To culture HNE spheroids, using a one milliliter pipette tip, gently aspirate all medium from the well while avoiding the matrix which will destroy spheroids. Then with a fresh one milliliter pipette tip and while avoiding touching or disturbing the matrix, gently add 500 microliters of differentiation medium to the well around the matrix. Continue to incubate the spheroids, replacing the differentiation medium three times weekly as just demonstrated.

Under an inverted microscope at 20X magnification, evaluate spheroid morphology daily. Spheroids should form within three to five days of plating and reach maturity within approximately 10 days. HNEs should attach to the culture dish and form small islands within 72 hours of seeding.

Examples of good and poor island formation at one week are shown here. Islands should expand to cover the dish over the course of 15 to 30 days. Within the first three to four days of culture, small cystic structures should begin to form in the matrix and mature over approximately 10 days.

If plated at the described density, successful cultures will contain 50 to 100 spheroids per matrix drop. The lumens may be relatively clear as with wild-type CFTR or filled with cellular debris and mucus as in CF spheroids. Masking to delineate the luminal area of the spheroids is demonstrated in these two panels.
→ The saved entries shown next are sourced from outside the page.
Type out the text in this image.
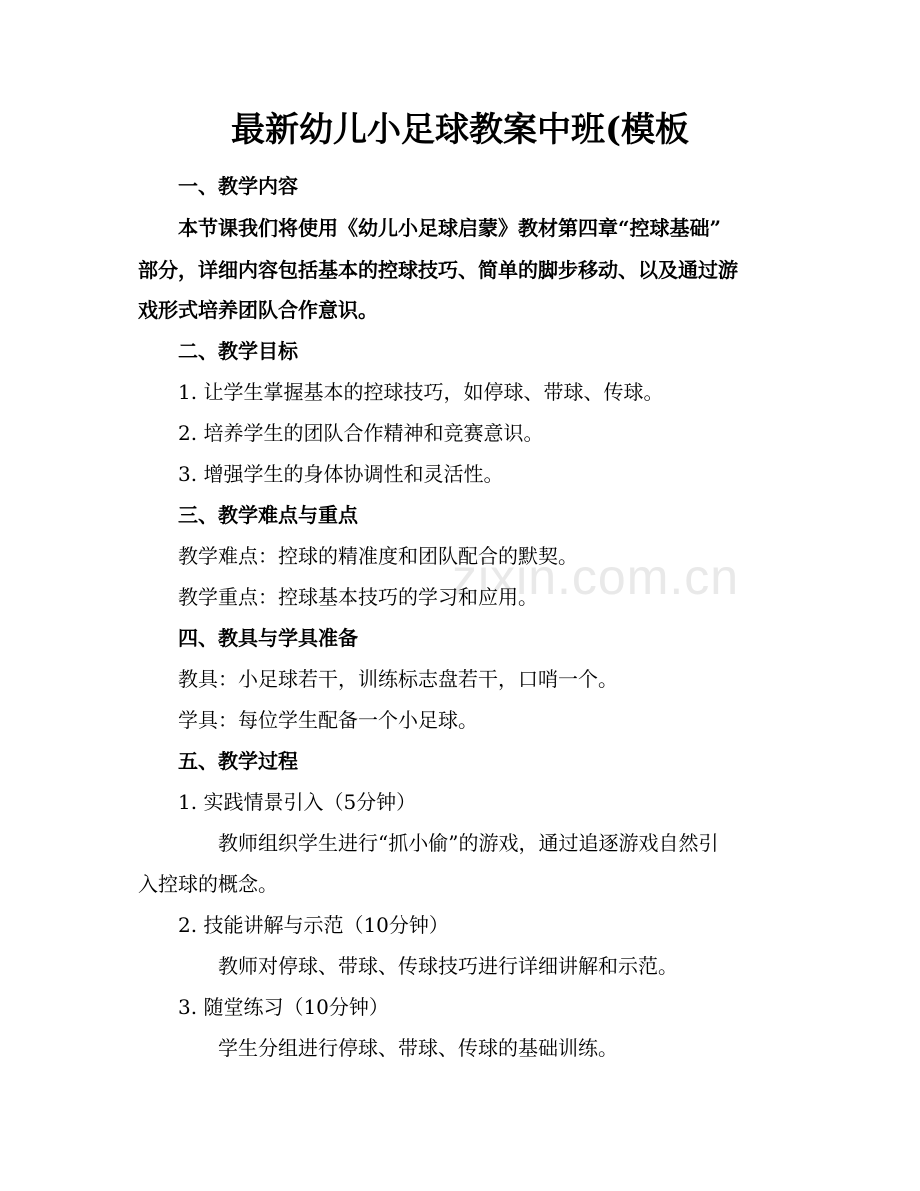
最新幼儿小足球教案中班(模板
zixin.com.cn
一、教学内容
本节课我们将使用《幼儿小足球启蒙》教材第四章“控球基础”
部分，详细内容包括基本的控球技巧、简单的脚步移动、以及通过游
戏形式培养团队合作意识。
二、教学目标
1. 让学生掌握基本的控球技巧，如停球、带球、传球。
2. 培养学生的团队合作精神和竞赛意识。
3. 增强学生的身体协调性和灵活性。
三、教学难点与重点
教学难点：控球的精准度和团队配合的默契。
教学重点：控球基本技巧的学习和应用。
四、教具与学具准备
教具：小足球若干，训练标志盘若干，口哨一个。
学具：每位学生配备一个小足球。
五、教学过程
1. 实践情景引入（5分钟）
教师组织学生进行“抓小偷”的游戏，通过追逐游戏自然引
入控球的概念。
2. 技能讲解与示范（10分钟）
教师对停球、带球、传球技巧进行详细讲解和示范。
3. 随堂练习（10分钟）
学生分组进行停球、带球、传球的基础训练。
Shown here are examples of poorly formed unsuccessful spheroid cultures. As illustrated in these graphs from functional assays, spheroids from subjects with wild-type CFTR should swell over an hour when stimulated and should swell less or shrink if stimulated in the presence of the CFTR inhibitor inh-172. Spheroids from a subject homozygous for F508del-CFTR should either shrink or swell very slightly with increased swelling or less shrinking when pharmacologically corrected with the CFTR modulators VX809 and VX770.

Once mastered, seeding nasal cell spheroids can be done in 15 to 20 minutes if it's performed properly. While attempting this procedure, it's important to remember to maintain clean operating procedures within the biosafety cabinet to minimize the sample contamination risk and to avoid any risks to your own health. Following this procedure, other methods like fixation, staining, and microscopy can be performed in order to answer additional questions about cell morphology and composition.

After watching this video, you should have a good understanding of how to generate primary human nasal cell spheroids which can be utilized as a personalized assay of CFTR function. Don't forget that working with primary human tissues can be hazardous and precautions such as proper personal protective equipment use should always be taken when performing this procedure.